Changes cannot be made in the short term without an in-depth actuarial analysis of the impact of any change on the financial risk to the State of such change. The State Claims Agency, which manages the clinical indemnity scheme, has commissioned this analysis. Discussions are under way between Department officials and the State Claims Agency in this regard. Officials from my Department have also met representatives of the Irish Hospital Consultants Association and the Medical Protection Society about the issue.

It took months of consideration and assessment before the Government agreed in 2013 to the continuation of the caps and the Government decision stressed that a value-for-money review should be undertaken before any change was made to the scheme. At a time of huge financial pressure on the public system any change to the caps system for the consultants in private practice must be carefully considered and a Government decision would be needed to effect such change.
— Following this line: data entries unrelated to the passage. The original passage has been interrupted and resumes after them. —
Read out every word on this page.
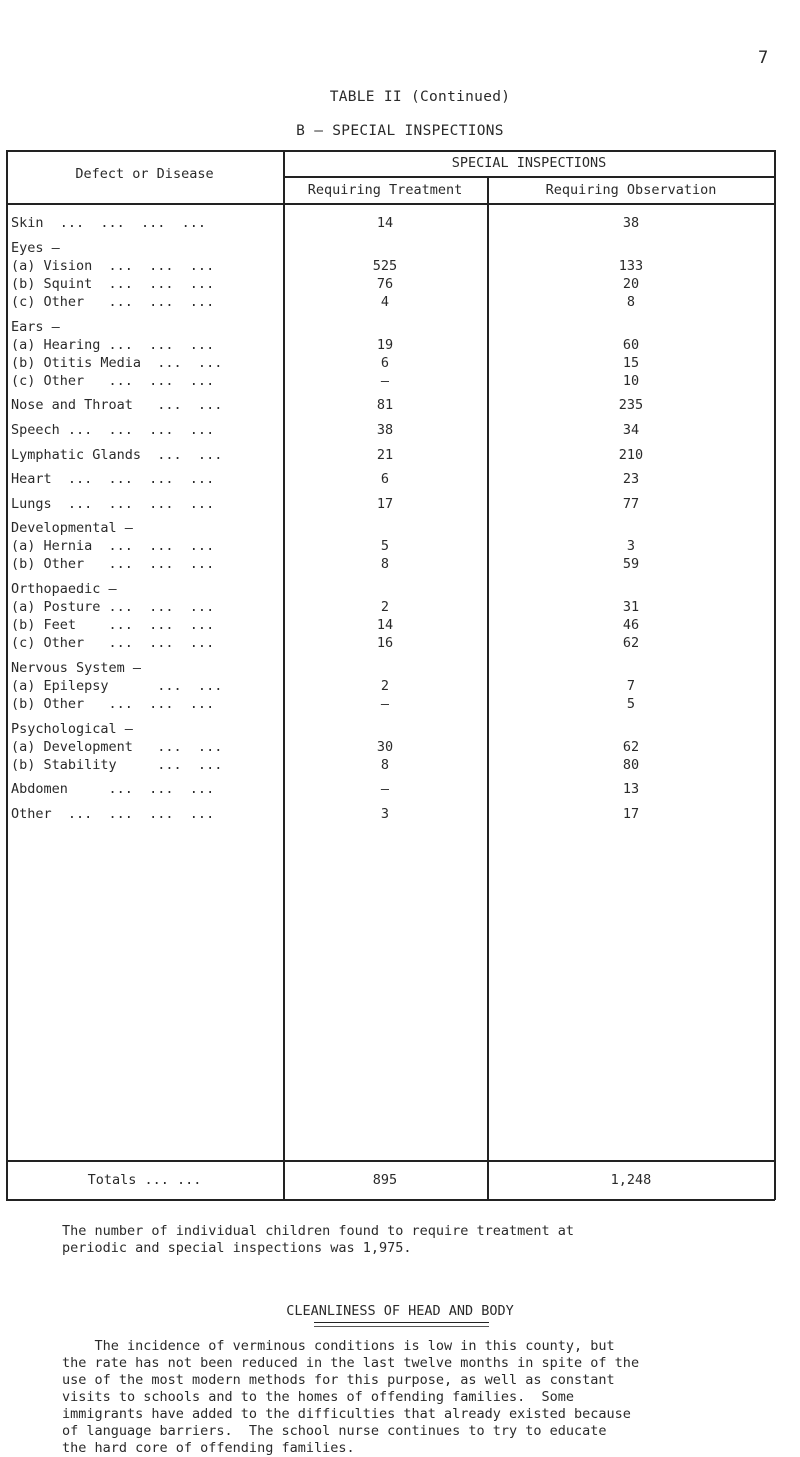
7
TABLE II (Continued)
B — SPECIAL INSPECTIONS
Defect or Disease
SPECIAL INSPECTIONS
Requiring Treatment	Requiring Observation
Skin  ...  ...  ...  ...	14	38
Eyes —
(a) Vision  ...  ...  ...	525	133
(b) Squint  ...  ...  ...	76	20
(c) Other   ...  ...  ...	4	8
Ears —
(a) Hearing ...  ...  ...	19	60
(b) Otitis Media  ...  ...	6	15
(c) Other   ...  ...  ...	—	10
Nose and Throat   ...  ...	81	235
Speech ...  ...  ...  ...	38	34
Lymphatic Glands  ...  ...	21	210
Heart  ...  ...  ...  ...	6	23
Lungs  ...  ...  ...  ...	17	77
Developmental —
(a) Hernia  ...  ...  ...	5	3
(b) Other   ...  ...  ...	8	59
Orthopaedic —
(a) Posture ...  ...  ...	2	31
(b) Feet    ...  ...  ...	14	46
(c) Other   ...  ...  ...	16	62
Nervous System —
(a) Epilepsy      ...  ...	2	7
(b) Other   ...  ...  ...	—	5
Psychological —
(a) Development   ...  ...	30	62
(b) Stability     ...  ...	8	80
Abdomen     ...  ...  ...	—	13
Other  ...  ...  ...  ...	3	17
Totals ... ...	895	1,248
The number of individual children found to require treatment at
periodic and special inspections was 1,975.
CLEANLINESS OF HEAD AND BODY
The incidence of verminous conditions is low in this county, but
the rate has not been reduced in the last twelve months in spite of the
use of the most modern methods for this purpose, as well as constant
visits to schools and to the homes of offending families.  Some
immigrants have added to the difficulties that already existed because
of language barriers.  The school nurse continues to try to educate
the hard core of offending families.
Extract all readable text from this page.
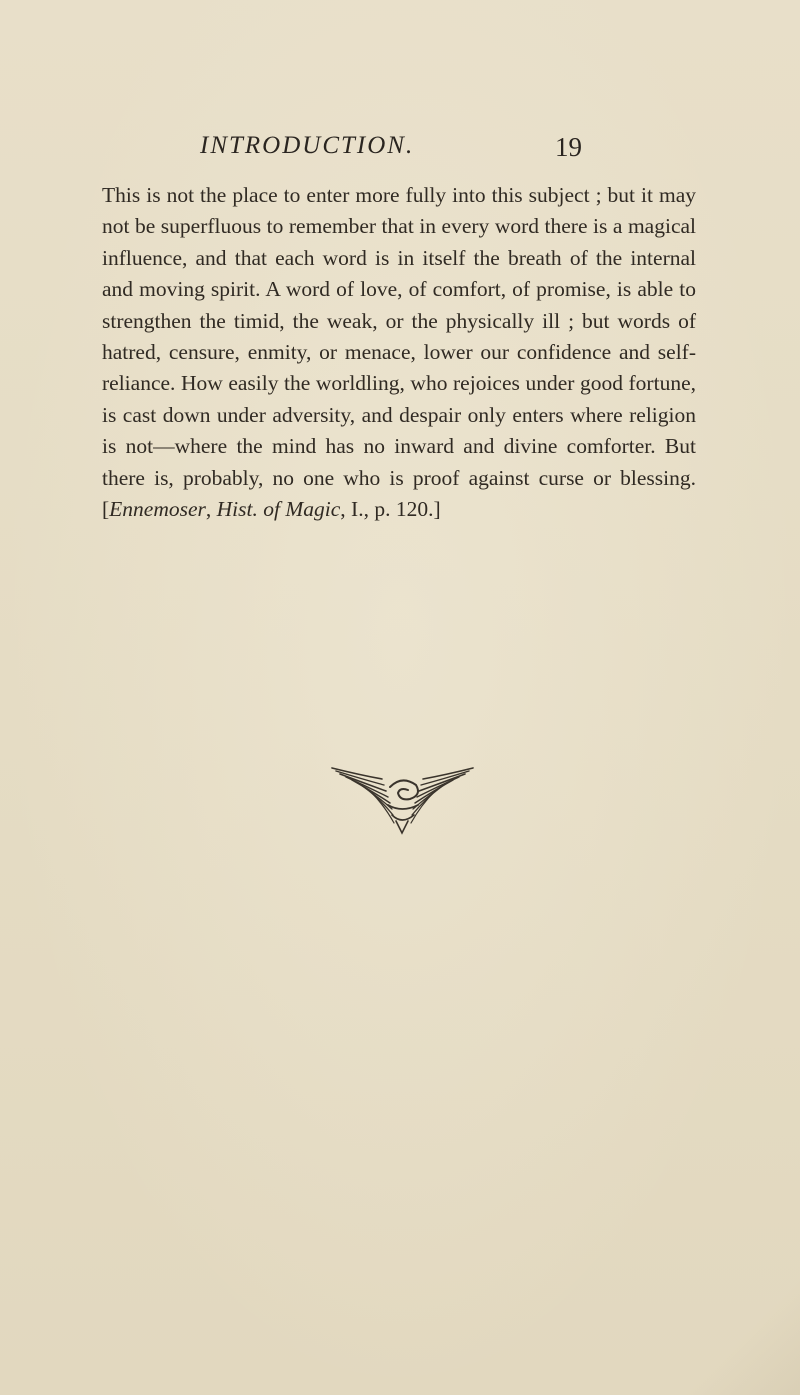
INTRODUCTION.	19

This is not the place to enter more fully into this subject ; but it may not be superfluous to remember that in every word there is a magical influence, and that each word is in itself the breath of the internal and moving spirit. A word of love, of comfort, of promise, is able to strengthen the timid, the weak, or the physically ill ; but words of hatred, censure, enmity, or menace, lower our confidence and self-reliance. How easily the worldling, who rejoices under good fortune, is cast down under adversity, and despair only enters where religion is not—where the mind has no inward and divine comforter. But there is, probably, no one who is proof against curse or blessing. [Ennemoser, Hist. of Magic, I., p. 120.]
When I was contacted, I was advised that the MPS might withdraw from providing cover in Ireland - that occurred in Australia. A representative of that organisation telephoned me this morning to clarify that it did not intend to withdraw from providing insurance cover in Ireland. However, that also happened with the Medical Defence Union when it withdrew from Ireland, which left its own problems. We need to be careful on this matter. There is concern that any reduction in the level of services being provided in the private sector will result in the public sector having to pick up the pieces. We need to bear in mind that 41% of all elective surgery is done by medical consultants working in a private capacity. This needs to be given serious consideration given the pressures within the sector at the moment and given the number of consultant vacancies in the HSE.

On the last matter, we have more consultants working here than ever before. There are a couple of hundred more than there were in 2008.

On the substantive issue, it would require a Government decision to enact any changes in this. We are awaiting the outcome of the actuarial study that is being undertaken. I thank the Senator for raising the matter.

The Seanad adjourned at 4.45 p.m. until 10.30 a.m. on Thursday, 26 June 2014.